Lawyer: I don't have the time. Google him when you get a chance. On your own time.

–Court St

Overheard by: Big Larry

And I Can't Read Any Of It

60-something veteran: Are you on google?
60-something friend: Yeah, I'm on google. I'm on everything!

–Dunkin' Donuts

Overheard by: CJ

Nerd #1: So, was she hot?
Nerd #2: According to Google Image search, yes.

–Math Building, NYU

Teen girl on cell: Are you kidding, mom? Google shapes everyone's lives, whether they like it or not. You google everything.

–W 28th St

20-something-girl: He has liked every status I put up since Wednesday. I haven't spoken to him in ages. I was like, "stop peeing all over my Facebook page!"

–42St & 2nd Ave

NYU student on cell: Honestly, that blog was the most profound thing I've ever written.

–Mercer & W 4th

Overheard by: Bloggers have depth too

40-year-old woman dressed as 16-year-old, on cell: Samantha, just go on Facebook and text him already. (pause) Of course you can do that, everyone does it.

–Outside Five Guys Burgers

Asian kid #1: If I get any lazier, I just might die.
Asian kid #2: Sometimes I'm too lazy to sleep.
Asian kid #3: How many calories does it take to sleep?
Asian kid #1: Ask your brain.
Asian kid #2: Ask google.

–Lafayette & Walker

Overheard by: Jesse G.

Father to two toddlers walking with mommy: So your mother offered to take me to The Standard for our anniversary, where we'd pose naked in the windows for all to see. I told your mommy I'm game… Afterwards we'll sell the pictures in Australia, how's that sound?

–23rd St & 8th Ave

Overheard by: geedee

Hipster, on being mugged: So I'm in the ambulance, but instead of feeling bad about it I took a picture of myself and put it on Twitter.
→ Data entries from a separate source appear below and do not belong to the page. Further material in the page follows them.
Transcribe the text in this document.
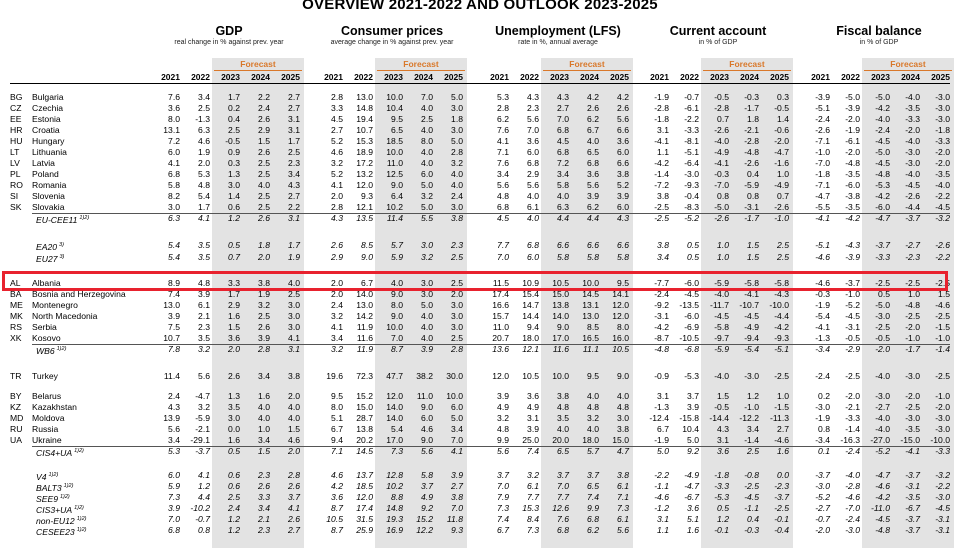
OVERVIEW 2021-2022 AND OUTLOOK 2023-2025
GDP
real change in % against prev. year
Forecast
2021	2022	2023	2024	2025
Consumer prices
average change in % against prev. year
Forecast
2021	2022	2023	2024	2025
Unemployment (LFS)
rate in %, annual average
Forecast
2021	2022	2023	2024	2025
Current account
in % of GDP
Forecast
2021	2022	2023	2024	2025
Fiscal balance
in % of GDP
Forecast
2021	2022	2023	2024	2025
BG	Bulgaria	7.6	3.4	1.7	2.2	2.7	2.8	13.0	10.0	7.0	5.0	5.3	4.3	4.3	4.2	4.2	-1.9	-0.7	-0.5	-0.3	0.3	-3.9	-5.0	-5.0	-4.0	-3.0
CZ	Czechia	3.6	2.5	0.2	2.4	2.7	3.3	14.8	10.4	4.0	3.0	2.8	2.3	2.7	2.6	2.6	-2.8	-6.1	-2.8	-1.7	-0.5	-5.1	-3.9	-4.2	-3.5	-3.0
EE	Estonia	8.0	-1.3	0.4	2.6	3.1	4.5	19.4	9.5	2.5	1.8	6.2	5.6	7.0	6.2	5.6	-1.8	-2.2	0.7	1.8	1.4	-2.4	-2.0	-4.0	-3.3	-3.0
HR	Croatia	13.1	6.3	2.5	2.9	3.1	2.7	10.7	6.5	4.0	3.0	7.6	7.0	6.8	6.7	6.6	3.1	-3.3	-2.6	-2.1	-0.6	-2.6	-1.9	-2.4	-2.0	-1.8
HU	Hungary	7.2	4.6	-0.5	1.5	1.7	5.2	15.3	18.5	8.0	5.0	4.1	3.6	4.5	4.0	3.6	-4.1	-8.1	-4.0	-2.8	-2.0	-7.1	-6.1	-4.5	-4.0	-3.3
LT	Lithuania	6.0	1.9	0.9	2.6	2.5	4.6	18.9	10.0	4.0	2.8	7.1	6.0	6.8	6.5	6.0	1.1	-5.1	-4.9	-4.8	-4.7	-1.0	-2.0	-5.0	-3.0	-2.0
LV	Latvia	4.1	2.0	0.3	2.5	2.3	3.2	17.2	11.0	4.0	3.2	7.6	6.8	7.2	6.8	6.6	-4.2	-6.4	-4.1	-2.6	-1.6	-7.0	-4.8	-4.5	-3.0	-2.0
PL	Poland	6.8	5.3	1.3	2.5	3.4	5.2	13.2	12.5	6.0	4.0	3.4	2.9	3.4	3.6	3.8	-1.4	-3.0	-0.3	0.4	1.0	-1.8	-3.5	-4.8	-4.0	-3.5
RO	Romania	5.8	4.8	3.0	4.0	4.3	4.1	12.0	9.0	5.0	4.0	5.6	5.6	5.8	5.6	5.2	-7.2	-9.3	-7.0	-5.9	-4.9	-7.1	-6.0	-5.3	-4.5	-4.0
SI	Slovenia	8.2	5.4	1.4	2.5	2.7	2.0	9.3	6.4	3.2	2.4	4.8	4.0	4.0	3.9	3.9	3.8	-0.4	0.8	0.8	0.7	-4.7	-3.8	-4.2	-2.6	-2.2
SK	Slovakia	3.0	1.7	0.6	2.5	2.2	2.8	12.1	10.2	5.0	3.0	6.8	6.1	6.3	6.2	6.0	-2.5	-8.3	-5.0	-3.1	-2.6	-5.5	-3.5	-6.0	-4.4	-4.5
EU-CEE11 $^{1)2)}$	6.3	4.1	1.2	2.6	3.1	4.3	13.5	11.4	5.5	3.8	4.5	4.0	4.4	4.4	4.3	-2.5	-5.2	-2.6	-1.7	-1.0	-4.1	-4.2	-4.7	-3.7	-3.2
EA20 $^{3)}$	5.4	3.5	0.5	1.8	1.7	2.6	8.5	5.7	3.0	2.3	7.7	6.8	6.6	6.6	6.6	3.8	0.5	1.0	1.5	2.5	-5.1	-4.3	-3.7	-2.7	-2.6
EU27 $^{3)}$	5.4	3.5	0.7	2.0	1.9	2.9	9.0	5.9	3.2	2.5	7.0	6.0	5.8	5.8	5.8	3.4	0.5	1.0	1.5	2.5	-4.6	-3.9	-3.3	-2.3	-2.2
AL	Albania	8.9	4.8	3.3	3.8	4.0	2.0	6.7	4.0	3.0	2.5	11.5	10.9	10.5	10.0	9.5	-7.7	-6.0	-5.9	-5.8	-5.8	-4.6	-3.7	-2.5	-2.5	-2.5
BA	Bosnia and Herzegovina	7.4	3.9	1.7	1.9	2.5	2.0	14.0	9.0	3.0	2.0	17.4	15.4	15.0	14.5	14.1	-2.4	-4.5	-4.0	-4.1	-4.3	-0.3	-1.0	0.5	1.0	1.5
ME	Montenegro	13.0	6.1	2.9	3.2	3.0	2.4	13.0	8.0	5.0	3.0	16.6	14.7	13.8	13.1	12.0	-9.2	-13.5	-11.7	-10.7	-10.0	-1.9	-5.2	-5.0	-4.8	-4.6
MK	North Macedonia	3.9	2.1	1.6	2.5	3.0	3.2	14.2	9.0	4.0	3.0	15.7	14.4	14.0	13.0	12.0	-3.1	-6.0	-4.5	-4.5	-4.4	-5.4	-4.5	-3.0	-2.5	-2.5
RS	Serbia	7.5	2.3	1.5	2.6	3.0	4.1	11.9	10.0	4.0	3.0	11.0	9.4	9.0	8.5	8.0	-4.2	-6.9	-5.8	-4.9	-4.2	-4.1	-3.1	-2.5	-2.0	-1.5
XK	Kosovo	10.7	3.5	3.6	3.9	4.1	3.4	11.6	7.0	4.0	2.5	20.7	18.0	17.0	16.5	16.0	-8.7	-10.5	-9.7	-9.4	-9.3	-1.3	-0.5	-0.5	-1.0	-1.0
WB6 $^{1)2)}$	7.8	3.2	2.0	2.8	3.1	3.2	11.9	8.7	3.9	2.8	13.6	12.1	11.6	11.1	10.5	-4.8	-6.8	-5.9	-5.4	-5.1	-3.4	-2.9	-2.0	-1.7	-1.4
TR	Turkey	11.4	5.6	2.6	3.4	3.8	19.6	72.3	47.7	38.2	30.0	12.0	10.5	10.0	9.5	9.0	-0.9	-5.3	-4.0	-3.0	-2.5	-2.4	-2.5	-4.0	-3.0	-2.5
BY	Belarus	2.4	-4.7	1.3	1.6	2.0	9.5	15.2	12.0	11.0	10.0	3.9	3.6	3.8	4.0	4.0	3.1	3.7	1.5	1.2	1.0	0.2	-2.0	-3.0	-2.0	-1.0
KZ	Kazakhstan	4.3	3.2	3.5	4.0	4.0	8.0	15.0	14.0	9.0	6.0	4.9	4.9	4.8	4.8	4.8	-1.3	3.9	-0.5	-1.0	-1.5	-3.0	-2.1	-2.7	-2.5	-2.0
MD	Moldova	13.9	-5.9	3.0	4.0	4.0	5.1	28.7	14.0	6.0	5.0	3.2	3.1	3.5	3.2	3.0	-12.4	-15.8	-14.4	-12.2	-11.3	-1.9	-3.3	-4.0	-3.0	-3.0
RU	Russia	5.6	-2.1	0.0	1.0	1.5	6.7	13.8	5.4	4.6	3.4	4.8	3.9	4.0	4.0	3.8	6.7	10.4	4.3	3.4	2.7	0.8	-1.4	-4.0	-3.5	-3.0
UA	Ukraine	3.4	-29.1	1.6	3.4	4.6	9.4	20.2	17.0	9.0	7.0	9.9	25.0	20.0	18.0	15.0	-1.9	5.0	3.1	-1.4	-4.6	-3.4	-16.3	-27.0	-15.0	-10.0
CIS4+UA $^{1)2)}$	5.3	-3.7	0.5	1.5	2.0	7.1	14.5	7.3	5.6	4.1	5.6	7.4	6.5	5.7	4.7	5.0	9.2	3.6	2.5	1.6	0.1	-2.4	-5.2	-4.1	-3.3
V4 $^{1)2)}$	6.0	4.1	0.6	2.3	2.8	4.6	13.7	12.8	5.8	3.9	3.7	3.2	3.7	3.7	3.8	-2.2	-4.9	-1.8	-0.8	0.0	-3.7	-4.0	-4.7	-3.7	-3.2
BALT3 $^{1)2)}$	5.9	1.2	0.6	2.6	2.6	4.2	18.5	10.2	3.7	2.7	7.0	6.1	7.0	6.5	6.1	-1.1	-4.7	-3.3	-2.5	-2.3	-3.0	-2.8	-4.6	-3.1	-2.2
SEE9 $^{1)2)}$	7.3	4.4	2.5	3.3	3.7	3.6	12.0	8.8	4.9	3.8	7.9	7.7	7.7	7.4	7.1	-4.6	-6.7	-5.3	-4.5	-3.7	-5.2	-4.6	-4.2	-3.5	-3.0
CIS3+UA $^{1)2)}$	3.9	-10.2	2.4	3.4	4.1	8.7	17.4	14.8	9.2	7.0	7.3	15.3	12.6	9.9	7.3	-1.2	3.6	0.5	-1.1	-2.5	-2.7	-7.0	-11.0	-6.7	-4.5
non-EU12 $^{1)2)}$	7.0	-0.7	1.2	2.1	2.6	10.5	31.5	19.3	15.2	11.8	7.4	8.4	7.6	6.8	6.1	3.1	5.1	1.2	0.4	-0.1	-0.7	-2.4	-4.5	-3.7	-3.1
CESEE23 $^{1)2)}$	6.8	0.8	1.2	2.3	2.7	8.7	25.9	16.9	12.2	9.3	6.7	7.3	6.8	6.2	5.6	1.1	1.6	-0.1	-0.3	-0.4	-2.0	-3.0	-4.8	-3.7	-3.1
–Whole Foods, Union Square

Girl on cell: Just take nude photos of yourself. Go home. Take off your clothes, stand in front of a mirror, and take pictures.

–23rd St

Slutty-looking hipster chick on phone: My ex boyfriend said that he googled me and found naked pics of me.

–4th Ave & 86th St

Overheard by: bay ridge bitch

Annoying teen girl: He said "You know Limp Bizkit? Well, this is limp dick!" And he sent me a picture of his soft penis and I died laughing on the street!

–Brooklyn

Overheard by: Wallflower

Asian cabbie: I am happy cabbie!
Man: I'm sure you are! (goes to hail another cab)
Asian cabbie: You google me! You google, happy cabbie, happy cabbie!